Part of that is the crappy AF focus screens in most cameras these days that make f/8 look as bright as f/1.2. That's nice, but even with my better than 20/20 vision, I can't focus worth a damn using them. Pop in a super precision matte screen and it makes MF a joy once again even at f/2. Of course, that's not easily done with the newer cameras.


----------



## Marsu42 (Aug 22, 2014)

privatebydesign said:


> I am mostly one shot AF, but when I use Servo I have "Back Button OFF" for AF not back button ON, I find I get better results and my thumb doesn't work a fraction as hard.



That's interesting and worth starting this thread alone, I'll try that - I've always been wondering what this "af stop" setting was really about :-o



mackguyver said:


> Part of that is the crappy AF focus screens in most cameras these days that make f/8 look as bright as f/1.2. That's nice, but even with my better than 20/20 vision, I can't focus worth a damn using them.



Good to hear I'm not alone with this problem :-\ ... the vf of my old eos film camera is magnitudes better than my 6d for mf.
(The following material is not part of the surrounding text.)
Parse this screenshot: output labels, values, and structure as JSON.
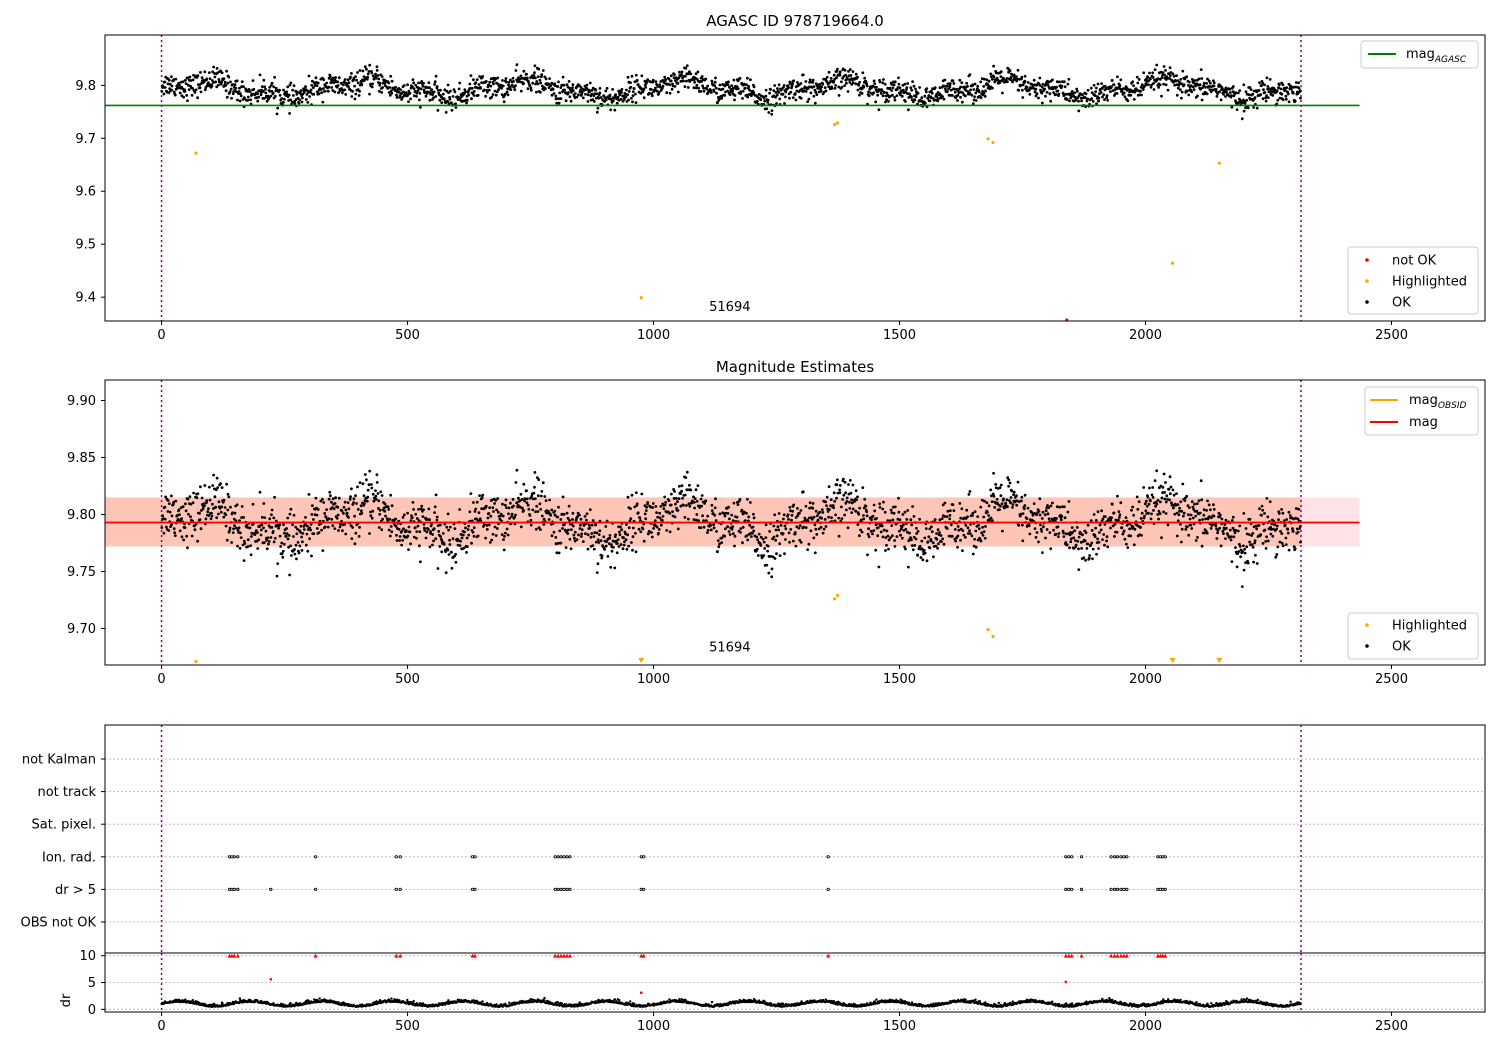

I also cannot exchange the focus screen as my f4+ lenses would be too dark, and I need the grid screen to get the camera lined up ("horizontally challenged").


----------



## mackguyver (Aug 22, 2014)

Marsu42 said:


> Good to hear I'm not alone with this problem :-\ ... the vf of my old eos film camera is magnitudes better than my 6d for mf. I also cannot exchange the focus screen as my f4+ lenses would be too dark, and I need the grid screen to get the camera lined up ("horizontally challenged").


I found the "dark viewfinder" to less of an issue than it sounds like. The only issue I ever had with my 5DII & 60D with the super precision matte was when I was at f/11 with my 400 f/5.6 + 2x extender. That was pretty dark and hard to focus. I'm very fortunate in regards to horizons (most of the time), but your affliction is a very common one


----------



## Actionpix (Aug 22, 2014)

katzeyeoptics.com has good focus screens. They work like it was before AF with a split prism. But how good is your eyeball? Some people believe they can do better than their camera. I doubt that. When I use MF I do it in live view. In live view I can zoom in. For example when I make landscape with a tilted lens. Or when I realy want the best focus possible on a part of an image. I use AF in live view than. Normal AF checks distance and sends a focus signal to the lens. The result is not evaluated though. You are not sure the result of this is a sharp image on the sensor. Also there is no garanty a sharp image in the viewfinder results in a sharp image on the sensor. In live view it is. But mostly I just let the camera and lens do the job. I have my camera settings tweaked for that. Most problems with focus are just wrong setting for the kind of images you shoot.


----------



## Marsu42 (Aug 22, 2014)

Actionpix said:


> But how good is your eyeball? Some people believe they can do better than their camera. I doubt that.



I know I can mf better than my camera's for handheld macro, i.e. when the camera and/or the object are not steady. Not because my eyesight is better than the latest japanese tech, but because the lag between mf+press shutter button is shorter than af lock + picture taken. If I try to one-short af in these cases, the focus has changed already.

For other occasions esp. f2.8- at closer distances, I would speculate that I'm at least as good as my camera simply the 6d's af is so bad with fast lenses.


----------



## jdramirez (Aug 23, 2014)

If my target its stationary, I have no issues busting out the manual focus... but it is when I don't know what to expect... then I'll heavily rely on af. 

I really like shooting in manual, I feel a connection to the cameras and photographers in the past...


----------